On October 7, 2020, US Regulator the Office of the Comptroller of Currency announced that it had fined Citibank $400m, citing the bank’s “long-standing failure” to institute effective risk and compliance management, data governance and internal controls. By Rupert D.E. Brown, CTO Evidology Systems

This is currently the largest regulatory fine imposed on a financial organisation where the failure of its general data governance processes has been a core reason for sanction rather than inaccurate or incomplete data for a particular product or analysis dimension.

Despite this significant fine, there seems to have been little effort on the part of Citibank’s peers to improve their data governance processes, be they for regulatory reporting or KYC and AML failings where large penalties continue to be imposed around the world.

The UN COP 26 conference in Glasgow in 2021 added a whole new raft of regulatory reporting requirements under the acronym ESG (Environmental, Social and Governance), which will place even further stress on corporate data transparency and supply chains in the coming years.

Vladimir Putin’s “special military operation” has further strengthened the case for detailed environmental impact analysis as it has forced EU and NATO countries to both seek alternative short term fossil fuel supplies and speed up their drive for self-sufficiency based on renewable technologies. The new sanctions regime imposed on Russia will also have a significant impact on the transparency of corporate structures and shareholdings as western governments delve into the investments of Russian Oligarchs made across the world after the collapse of the Soviet Union.

The scene is therefore set for a major step change in regulatory reporting away from the simple “what and when” of fiscal balance sheet and position reporting on to a deeper introspection of the “how, who, where and why”.

In order to try and scope out the scale/breadth of these reporting requirements, the EU has produced a taxonomy of the activities impacted by ESG reporting requirements and some supporting high level coding schemes. Although significant effort is being expended to define and create the first generation of ESG reports, it is far from clear who will eventually be the key beneficiaries of them and how they might be used by shareholder activists seeking to change the culture of a corporation from the outside.

It is quite possible that the outcome of the war in Ukraine will have a significant impact on the scope and impact of ESG reporting requirements on global corporations. If Putin manages to achieve any of his key goals in the same way he did when supporting Assad in Syria, then it will be seen as a win for authoritarianism. A win for the west, despite the already terrible cost in lives and infrastructure in Ukraine, will strengthen the hand of democratic and accountable governance at both the state and corporate level.

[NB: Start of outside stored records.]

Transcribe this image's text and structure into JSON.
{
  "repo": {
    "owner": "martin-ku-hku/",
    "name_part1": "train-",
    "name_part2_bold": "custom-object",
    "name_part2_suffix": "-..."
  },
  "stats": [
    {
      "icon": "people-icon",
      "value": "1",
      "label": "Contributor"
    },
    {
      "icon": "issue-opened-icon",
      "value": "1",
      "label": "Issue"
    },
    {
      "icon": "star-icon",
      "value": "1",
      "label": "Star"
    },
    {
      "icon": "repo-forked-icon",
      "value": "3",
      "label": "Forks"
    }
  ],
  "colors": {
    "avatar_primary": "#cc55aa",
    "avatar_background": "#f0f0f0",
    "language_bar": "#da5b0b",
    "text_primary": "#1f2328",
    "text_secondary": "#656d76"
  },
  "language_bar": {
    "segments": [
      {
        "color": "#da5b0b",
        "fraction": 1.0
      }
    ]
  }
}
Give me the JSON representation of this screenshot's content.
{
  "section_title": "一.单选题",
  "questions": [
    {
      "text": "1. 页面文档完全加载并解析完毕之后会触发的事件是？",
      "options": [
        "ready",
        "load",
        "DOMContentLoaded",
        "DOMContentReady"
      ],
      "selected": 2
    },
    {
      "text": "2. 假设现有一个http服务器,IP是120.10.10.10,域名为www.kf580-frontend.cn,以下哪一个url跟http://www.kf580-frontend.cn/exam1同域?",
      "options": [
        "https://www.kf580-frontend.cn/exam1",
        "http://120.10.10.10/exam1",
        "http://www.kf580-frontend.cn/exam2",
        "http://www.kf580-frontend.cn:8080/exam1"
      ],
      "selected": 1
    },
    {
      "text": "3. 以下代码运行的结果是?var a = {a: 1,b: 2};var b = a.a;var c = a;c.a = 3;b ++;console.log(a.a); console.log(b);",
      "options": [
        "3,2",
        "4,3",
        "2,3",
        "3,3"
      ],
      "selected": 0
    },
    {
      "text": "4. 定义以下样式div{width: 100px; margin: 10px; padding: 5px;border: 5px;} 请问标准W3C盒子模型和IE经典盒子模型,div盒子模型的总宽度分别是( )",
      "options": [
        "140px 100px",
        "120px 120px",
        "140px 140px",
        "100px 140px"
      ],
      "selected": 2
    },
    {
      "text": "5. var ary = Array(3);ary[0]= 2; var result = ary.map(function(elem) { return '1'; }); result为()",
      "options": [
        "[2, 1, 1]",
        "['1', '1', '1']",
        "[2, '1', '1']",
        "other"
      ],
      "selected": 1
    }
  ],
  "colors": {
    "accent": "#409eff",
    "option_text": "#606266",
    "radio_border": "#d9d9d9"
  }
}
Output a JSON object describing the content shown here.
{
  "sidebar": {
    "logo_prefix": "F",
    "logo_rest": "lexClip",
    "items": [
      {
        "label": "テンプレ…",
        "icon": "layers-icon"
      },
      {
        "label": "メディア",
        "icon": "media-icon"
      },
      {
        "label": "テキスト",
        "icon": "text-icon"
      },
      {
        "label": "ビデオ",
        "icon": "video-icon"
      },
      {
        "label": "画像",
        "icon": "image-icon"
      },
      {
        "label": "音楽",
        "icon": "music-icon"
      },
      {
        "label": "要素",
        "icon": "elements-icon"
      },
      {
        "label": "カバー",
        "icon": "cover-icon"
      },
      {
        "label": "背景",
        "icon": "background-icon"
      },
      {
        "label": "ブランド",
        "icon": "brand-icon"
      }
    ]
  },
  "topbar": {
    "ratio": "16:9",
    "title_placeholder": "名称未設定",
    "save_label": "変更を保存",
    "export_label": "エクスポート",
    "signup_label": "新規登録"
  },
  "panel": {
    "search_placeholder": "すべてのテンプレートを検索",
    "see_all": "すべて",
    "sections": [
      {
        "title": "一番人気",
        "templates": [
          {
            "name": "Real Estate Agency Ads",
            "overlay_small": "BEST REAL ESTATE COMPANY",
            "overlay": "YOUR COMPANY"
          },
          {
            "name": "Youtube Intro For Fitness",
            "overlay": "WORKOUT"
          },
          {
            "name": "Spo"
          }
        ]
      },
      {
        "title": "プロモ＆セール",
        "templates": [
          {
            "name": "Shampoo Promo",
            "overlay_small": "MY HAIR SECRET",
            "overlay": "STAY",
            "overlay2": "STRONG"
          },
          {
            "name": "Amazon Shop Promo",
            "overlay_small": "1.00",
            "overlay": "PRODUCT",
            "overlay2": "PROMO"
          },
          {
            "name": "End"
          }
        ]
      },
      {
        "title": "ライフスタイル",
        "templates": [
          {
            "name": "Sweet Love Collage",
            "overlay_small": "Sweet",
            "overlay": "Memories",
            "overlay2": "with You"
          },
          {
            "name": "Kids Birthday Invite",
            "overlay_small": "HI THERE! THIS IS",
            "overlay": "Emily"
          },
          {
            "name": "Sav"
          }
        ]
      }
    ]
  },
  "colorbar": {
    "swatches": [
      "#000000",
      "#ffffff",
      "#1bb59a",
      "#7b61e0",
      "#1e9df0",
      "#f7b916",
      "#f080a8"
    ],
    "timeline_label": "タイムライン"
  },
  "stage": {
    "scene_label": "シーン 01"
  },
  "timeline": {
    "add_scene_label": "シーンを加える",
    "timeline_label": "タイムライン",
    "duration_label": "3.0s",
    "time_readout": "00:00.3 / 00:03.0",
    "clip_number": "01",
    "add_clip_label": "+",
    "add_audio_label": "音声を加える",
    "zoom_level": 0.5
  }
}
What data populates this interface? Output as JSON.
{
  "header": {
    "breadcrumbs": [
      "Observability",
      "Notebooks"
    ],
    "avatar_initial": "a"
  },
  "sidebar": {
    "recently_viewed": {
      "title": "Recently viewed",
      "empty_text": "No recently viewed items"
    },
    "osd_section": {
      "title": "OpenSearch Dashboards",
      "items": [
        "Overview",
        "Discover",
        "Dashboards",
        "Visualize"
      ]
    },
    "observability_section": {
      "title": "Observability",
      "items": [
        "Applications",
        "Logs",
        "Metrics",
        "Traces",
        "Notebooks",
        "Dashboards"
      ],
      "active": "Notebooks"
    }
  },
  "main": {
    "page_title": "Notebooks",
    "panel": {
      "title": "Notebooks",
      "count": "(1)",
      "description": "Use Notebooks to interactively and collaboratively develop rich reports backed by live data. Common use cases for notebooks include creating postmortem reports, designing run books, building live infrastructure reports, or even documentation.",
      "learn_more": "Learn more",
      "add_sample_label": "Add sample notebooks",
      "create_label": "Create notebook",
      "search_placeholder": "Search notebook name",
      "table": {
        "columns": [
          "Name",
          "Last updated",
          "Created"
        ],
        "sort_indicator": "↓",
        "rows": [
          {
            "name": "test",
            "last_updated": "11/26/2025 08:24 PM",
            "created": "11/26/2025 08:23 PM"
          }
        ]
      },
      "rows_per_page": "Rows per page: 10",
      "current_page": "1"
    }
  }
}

A major unanswered question in ESG reporting is what is to be done with all the data that gets generated – where will it be stored and how will it be analysed? The infrastructure needed to do this will itself have a significant carbon footprint, given the energy needed to operate it.  We have already started to realise the environmental cost of highly stateful middleware such as blockchain, but it is doubtful that the technology firms implementing ESG solutions will focus on energy efficient runtimes and protocols unless that is baked into their delivery and support contracts.

It should be noted that the major cloud platform providers such as Amazon and Microsoft are amongst the most keenly aware corporations of their environmental impact, as the energy and thermal efficiency of their data centres is a core factor in their profitability. They still, however, need to solve the problem of recycling obsolete and older generation physical servers, network and storage devices that are largely abstracted by layers of software virtualization away from actual running code.

It seems a long time since the COP26 summit in Glasgow and although the Covid pandemic now seems to be receding rapidly in the rear-view mirror, the inflationary spike we now face across the whole world is likely to change political priorities until at least 2024.  It is reasonably safe to assume that the world will revert to “carbon familiarity” because the delivery and fiscal management mechanisms are already in place.

Thus, it is imperative that work done along the whole ESG data supply and analytics chain produces consistent, accurate and actionable data that is credible to both politicians and the public around the world. The costs of implementation will need to be borne internally by corporations and governments around the world as much as possible with tangible fines and other sanctions for failure, otherwise there is a danger of the whole initiative being regarded as a vanity project.

If you were to ask the “customer at the Clapham Tesco filling station” what ESG means to them currently, they are likely only to point at the digital price per litre sign in the forecourt before telling you where to go.